Quarter Lifers having serious doubts about their dreams and grieving their youth en mass sounds like a whole generation gone mad. To many quarter lifers themselves, having this sort of similar to midlife crisis experience in itself is very unreal for them. It's just not supposed to happen.
Yet I believe it is happening, because the of the messages the outside world is sending them. These messages often come unintentionally, but they have powerful effects all the same. These messages include:
1) The media is telling them that they are old
The media is effectively telling them that they are old, in perhaps unintentional but very powerful and omnipresent ways. More will be explored about this twisted phenomenon in Chapter III.

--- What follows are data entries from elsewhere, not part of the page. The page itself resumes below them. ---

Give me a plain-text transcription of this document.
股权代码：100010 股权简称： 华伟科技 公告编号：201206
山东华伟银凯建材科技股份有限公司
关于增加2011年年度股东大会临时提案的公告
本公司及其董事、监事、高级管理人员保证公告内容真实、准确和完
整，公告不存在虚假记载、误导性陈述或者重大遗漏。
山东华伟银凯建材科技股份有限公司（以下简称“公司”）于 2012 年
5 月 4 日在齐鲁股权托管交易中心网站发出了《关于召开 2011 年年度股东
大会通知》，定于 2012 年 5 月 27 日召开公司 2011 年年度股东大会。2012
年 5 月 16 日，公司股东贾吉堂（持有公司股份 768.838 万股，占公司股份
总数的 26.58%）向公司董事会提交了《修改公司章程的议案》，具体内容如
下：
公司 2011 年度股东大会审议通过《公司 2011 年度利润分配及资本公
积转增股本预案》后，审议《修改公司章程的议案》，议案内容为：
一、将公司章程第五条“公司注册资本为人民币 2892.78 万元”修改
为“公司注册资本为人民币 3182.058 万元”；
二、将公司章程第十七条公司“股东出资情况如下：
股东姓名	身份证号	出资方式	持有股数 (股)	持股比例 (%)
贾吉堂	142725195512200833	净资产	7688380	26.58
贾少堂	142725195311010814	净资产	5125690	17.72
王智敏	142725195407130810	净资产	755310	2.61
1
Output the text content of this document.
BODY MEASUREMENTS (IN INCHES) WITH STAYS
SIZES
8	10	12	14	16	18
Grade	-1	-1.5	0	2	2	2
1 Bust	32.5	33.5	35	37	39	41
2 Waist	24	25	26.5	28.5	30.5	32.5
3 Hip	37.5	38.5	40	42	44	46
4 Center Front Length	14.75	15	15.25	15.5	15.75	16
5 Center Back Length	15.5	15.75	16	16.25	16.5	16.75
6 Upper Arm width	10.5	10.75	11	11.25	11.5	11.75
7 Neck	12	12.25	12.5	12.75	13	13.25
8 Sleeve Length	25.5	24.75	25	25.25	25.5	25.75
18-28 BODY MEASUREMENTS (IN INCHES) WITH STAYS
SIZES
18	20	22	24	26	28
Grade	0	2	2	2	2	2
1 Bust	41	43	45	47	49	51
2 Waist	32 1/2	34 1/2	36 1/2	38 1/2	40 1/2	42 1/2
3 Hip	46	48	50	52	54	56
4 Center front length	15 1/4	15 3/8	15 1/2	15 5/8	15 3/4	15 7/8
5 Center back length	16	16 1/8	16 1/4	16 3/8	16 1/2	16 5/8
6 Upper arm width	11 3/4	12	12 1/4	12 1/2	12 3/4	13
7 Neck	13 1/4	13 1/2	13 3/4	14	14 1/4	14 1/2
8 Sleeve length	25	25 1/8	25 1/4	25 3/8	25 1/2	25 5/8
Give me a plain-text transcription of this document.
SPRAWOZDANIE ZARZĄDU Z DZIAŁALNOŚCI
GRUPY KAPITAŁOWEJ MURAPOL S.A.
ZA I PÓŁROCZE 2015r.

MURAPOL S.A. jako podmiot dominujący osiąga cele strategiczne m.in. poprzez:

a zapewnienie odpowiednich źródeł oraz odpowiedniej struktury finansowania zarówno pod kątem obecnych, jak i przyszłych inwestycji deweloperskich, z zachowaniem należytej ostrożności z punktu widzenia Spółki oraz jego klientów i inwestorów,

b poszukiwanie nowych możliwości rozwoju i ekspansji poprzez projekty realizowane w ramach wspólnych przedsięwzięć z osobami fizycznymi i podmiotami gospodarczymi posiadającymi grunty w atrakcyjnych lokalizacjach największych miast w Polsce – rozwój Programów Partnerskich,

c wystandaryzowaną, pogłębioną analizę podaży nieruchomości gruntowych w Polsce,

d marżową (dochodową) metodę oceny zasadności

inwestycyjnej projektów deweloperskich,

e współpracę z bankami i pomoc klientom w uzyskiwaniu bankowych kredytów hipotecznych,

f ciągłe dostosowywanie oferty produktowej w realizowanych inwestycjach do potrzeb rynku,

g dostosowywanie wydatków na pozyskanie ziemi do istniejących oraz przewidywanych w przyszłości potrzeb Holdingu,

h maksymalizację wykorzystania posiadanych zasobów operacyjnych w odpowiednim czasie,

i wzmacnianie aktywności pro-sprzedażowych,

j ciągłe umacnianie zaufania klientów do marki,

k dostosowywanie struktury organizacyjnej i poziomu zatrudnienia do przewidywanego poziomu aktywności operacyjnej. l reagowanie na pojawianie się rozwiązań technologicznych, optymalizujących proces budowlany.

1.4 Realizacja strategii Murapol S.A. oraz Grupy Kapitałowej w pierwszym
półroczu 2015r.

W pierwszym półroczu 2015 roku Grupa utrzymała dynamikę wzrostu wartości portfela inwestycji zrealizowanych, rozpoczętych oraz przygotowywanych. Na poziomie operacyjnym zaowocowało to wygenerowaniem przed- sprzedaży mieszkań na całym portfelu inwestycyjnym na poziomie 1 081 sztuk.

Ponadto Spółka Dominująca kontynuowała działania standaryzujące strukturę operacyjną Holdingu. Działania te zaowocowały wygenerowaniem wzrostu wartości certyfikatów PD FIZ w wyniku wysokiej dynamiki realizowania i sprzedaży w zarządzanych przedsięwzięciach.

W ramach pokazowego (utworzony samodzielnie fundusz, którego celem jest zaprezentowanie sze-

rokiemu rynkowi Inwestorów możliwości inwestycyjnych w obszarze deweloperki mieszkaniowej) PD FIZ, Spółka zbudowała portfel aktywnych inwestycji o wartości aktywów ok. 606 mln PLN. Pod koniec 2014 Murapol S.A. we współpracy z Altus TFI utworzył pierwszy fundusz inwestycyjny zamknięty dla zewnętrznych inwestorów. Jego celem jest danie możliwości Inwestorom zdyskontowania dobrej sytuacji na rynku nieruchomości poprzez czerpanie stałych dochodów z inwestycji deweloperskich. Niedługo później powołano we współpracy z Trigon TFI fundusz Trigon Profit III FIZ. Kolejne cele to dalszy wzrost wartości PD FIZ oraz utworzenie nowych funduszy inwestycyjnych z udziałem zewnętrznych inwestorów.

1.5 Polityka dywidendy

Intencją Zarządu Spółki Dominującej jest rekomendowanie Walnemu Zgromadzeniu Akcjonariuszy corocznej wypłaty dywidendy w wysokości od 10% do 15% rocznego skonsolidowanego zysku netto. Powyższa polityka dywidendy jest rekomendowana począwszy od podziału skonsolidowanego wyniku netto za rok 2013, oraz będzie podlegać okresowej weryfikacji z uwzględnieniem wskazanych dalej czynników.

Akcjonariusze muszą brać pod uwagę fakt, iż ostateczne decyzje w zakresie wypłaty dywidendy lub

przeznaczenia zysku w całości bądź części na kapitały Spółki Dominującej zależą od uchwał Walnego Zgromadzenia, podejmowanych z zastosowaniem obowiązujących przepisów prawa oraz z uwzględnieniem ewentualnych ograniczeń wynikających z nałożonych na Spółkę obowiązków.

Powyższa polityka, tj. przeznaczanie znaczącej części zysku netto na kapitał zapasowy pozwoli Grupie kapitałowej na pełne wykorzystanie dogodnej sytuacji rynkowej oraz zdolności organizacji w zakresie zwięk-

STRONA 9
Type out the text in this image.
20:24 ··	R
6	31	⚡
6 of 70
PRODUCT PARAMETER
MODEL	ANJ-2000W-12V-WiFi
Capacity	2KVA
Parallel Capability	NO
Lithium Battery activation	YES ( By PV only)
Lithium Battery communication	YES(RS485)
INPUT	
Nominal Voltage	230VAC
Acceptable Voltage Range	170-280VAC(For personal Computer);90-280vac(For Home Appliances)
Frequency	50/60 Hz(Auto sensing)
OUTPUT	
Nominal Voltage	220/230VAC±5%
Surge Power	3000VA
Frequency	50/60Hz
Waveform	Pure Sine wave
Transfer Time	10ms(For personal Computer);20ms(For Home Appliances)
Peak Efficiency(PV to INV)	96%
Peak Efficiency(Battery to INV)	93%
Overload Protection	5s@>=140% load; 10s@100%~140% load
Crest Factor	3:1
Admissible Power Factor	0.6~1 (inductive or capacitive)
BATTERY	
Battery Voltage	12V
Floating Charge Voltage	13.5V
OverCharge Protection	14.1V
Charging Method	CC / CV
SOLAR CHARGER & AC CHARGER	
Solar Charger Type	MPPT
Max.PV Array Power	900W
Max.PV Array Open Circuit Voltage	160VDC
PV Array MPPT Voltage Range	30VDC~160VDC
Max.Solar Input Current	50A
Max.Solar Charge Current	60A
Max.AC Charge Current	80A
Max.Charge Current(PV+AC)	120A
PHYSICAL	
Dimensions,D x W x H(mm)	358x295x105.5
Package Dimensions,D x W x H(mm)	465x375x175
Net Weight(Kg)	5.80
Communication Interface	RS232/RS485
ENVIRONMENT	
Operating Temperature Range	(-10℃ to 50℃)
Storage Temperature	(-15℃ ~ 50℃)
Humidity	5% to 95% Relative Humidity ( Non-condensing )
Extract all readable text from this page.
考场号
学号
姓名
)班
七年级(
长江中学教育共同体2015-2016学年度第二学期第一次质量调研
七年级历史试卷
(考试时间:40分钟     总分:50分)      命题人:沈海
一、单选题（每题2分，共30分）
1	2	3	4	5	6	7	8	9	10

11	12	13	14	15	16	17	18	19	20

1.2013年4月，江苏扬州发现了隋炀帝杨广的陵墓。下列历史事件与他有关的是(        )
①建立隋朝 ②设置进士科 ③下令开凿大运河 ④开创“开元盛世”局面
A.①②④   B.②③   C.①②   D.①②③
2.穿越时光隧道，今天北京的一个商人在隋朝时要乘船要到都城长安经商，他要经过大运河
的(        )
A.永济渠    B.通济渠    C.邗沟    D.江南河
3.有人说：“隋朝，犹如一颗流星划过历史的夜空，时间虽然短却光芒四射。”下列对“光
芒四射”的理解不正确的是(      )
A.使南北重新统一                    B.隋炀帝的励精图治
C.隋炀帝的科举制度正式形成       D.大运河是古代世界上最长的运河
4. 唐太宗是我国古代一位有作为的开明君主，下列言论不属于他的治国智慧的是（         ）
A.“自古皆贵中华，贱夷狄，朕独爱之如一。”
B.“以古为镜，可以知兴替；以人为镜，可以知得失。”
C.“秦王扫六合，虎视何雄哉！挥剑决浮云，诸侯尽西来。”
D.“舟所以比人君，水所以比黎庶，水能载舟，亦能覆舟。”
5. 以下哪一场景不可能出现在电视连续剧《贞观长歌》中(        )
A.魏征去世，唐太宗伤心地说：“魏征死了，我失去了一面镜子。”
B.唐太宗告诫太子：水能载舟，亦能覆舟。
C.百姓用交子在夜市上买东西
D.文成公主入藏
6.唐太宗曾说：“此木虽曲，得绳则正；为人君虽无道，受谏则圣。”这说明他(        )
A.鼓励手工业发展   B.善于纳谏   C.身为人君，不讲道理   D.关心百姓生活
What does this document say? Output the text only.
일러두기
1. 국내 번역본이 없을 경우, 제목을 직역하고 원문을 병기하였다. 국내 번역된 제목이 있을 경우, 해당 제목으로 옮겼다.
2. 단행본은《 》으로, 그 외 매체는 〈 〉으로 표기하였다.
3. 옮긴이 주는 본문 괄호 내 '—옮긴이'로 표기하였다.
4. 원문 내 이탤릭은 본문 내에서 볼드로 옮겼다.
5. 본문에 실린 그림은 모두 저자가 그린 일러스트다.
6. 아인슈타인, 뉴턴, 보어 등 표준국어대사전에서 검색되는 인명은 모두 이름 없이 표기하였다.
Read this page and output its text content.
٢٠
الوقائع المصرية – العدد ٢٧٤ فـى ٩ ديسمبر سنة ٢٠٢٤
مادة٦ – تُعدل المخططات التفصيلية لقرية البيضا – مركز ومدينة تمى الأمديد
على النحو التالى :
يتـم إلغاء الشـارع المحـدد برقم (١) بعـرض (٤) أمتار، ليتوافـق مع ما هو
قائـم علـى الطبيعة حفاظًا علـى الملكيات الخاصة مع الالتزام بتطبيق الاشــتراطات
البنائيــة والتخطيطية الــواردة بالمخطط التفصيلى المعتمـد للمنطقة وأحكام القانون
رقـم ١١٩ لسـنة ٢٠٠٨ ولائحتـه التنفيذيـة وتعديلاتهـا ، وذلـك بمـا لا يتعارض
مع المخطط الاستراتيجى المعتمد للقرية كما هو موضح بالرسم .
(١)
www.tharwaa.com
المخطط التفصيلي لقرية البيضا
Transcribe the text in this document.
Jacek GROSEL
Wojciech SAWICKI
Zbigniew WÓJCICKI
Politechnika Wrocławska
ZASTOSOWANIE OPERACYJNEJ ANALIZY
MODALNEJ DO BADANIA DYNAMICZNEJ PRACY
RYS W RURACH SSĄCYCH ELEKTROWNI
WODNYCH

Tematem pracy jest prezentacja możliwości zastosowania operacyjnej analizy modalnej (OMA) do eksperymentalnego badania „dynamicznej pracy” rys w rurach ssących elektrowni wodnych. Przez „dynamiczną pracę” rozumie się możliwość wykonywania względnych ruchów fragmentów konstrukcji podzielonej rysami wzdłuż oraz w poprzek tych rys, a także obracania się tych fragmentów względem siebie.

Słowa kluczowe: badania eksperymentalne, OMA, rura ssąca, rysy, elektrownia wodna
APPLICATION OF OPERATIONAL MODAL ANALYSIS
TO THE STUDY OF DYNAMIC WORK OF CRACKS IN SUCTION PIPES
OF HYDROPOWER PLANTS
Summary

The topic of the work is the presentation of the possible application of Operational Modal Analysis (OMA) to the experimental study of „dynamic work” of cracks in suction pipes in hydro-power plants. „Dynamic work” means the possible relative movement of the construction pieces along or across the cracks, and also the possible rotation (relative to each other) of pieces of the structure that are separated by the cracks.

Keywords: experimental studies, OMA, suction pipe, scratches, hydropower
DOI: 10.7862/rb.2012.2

2) Society, via parents, mentors and friends, is telling them to settle down and quit their youth, when they are not ready to
Traditionally, one is expected to have settled down by age 30. Yet, for many reasons, today's quarter life generation is not yet ready to do so (these reasons are justified, and will be explored in later sections). Yet it doesn't change the fact that society is telling them that it's time to settle down, and traditionally with settling down you quit your youth with all the wild dreams that come with it.
Today's late 20-somethings and 30-somethings are NOT ready to quit their youth, period. This message is a major part of what is causing their grief, I believe. I will explain why almost nobody is ready to be 'old' before 45 nowadays in Chapter III, Section 3.4.
3) Society is telling them that you haven't made it in the stakes of life, even though it's really too early to tell
Combined with the two messages above, the rise of extreme youth achievement in the form of under-30 CEOs and mega rich celebrities with an average age of 21 further reinforces the notion that it's time to give up your 'unrealistic' dreams for many quarter lifers. After all, those who were going to make it have made it already, and whilst you also had your fair share of dreaming, you clearly haven't made it like them. What's the point of continuing to dream big?
The combined effect of these messages and other like them is essentially that you are too old to be young and have 'unrealistic' dreams now, let's talk about settling down and accepting your life as a regular, boring adult from now on. For a generation that was raised telling them that they are special, telling them that they can dream to be whatever they want to be and that they can make that dream come true if they work hard, this is truly a bitter pill to swallow. But gradually, the message is internalised, and that's when there is a quarter life crisis - when they 'realise' they have to accept this bitter reality, and grieve the stolen spirit of youth.
But let's look at the problem from a rational point of view. Should 20-somethings and 30-somethings really give up on their dreams and aim to be a regular average adult instead? Is there still any reason to maintain their dreams at this age?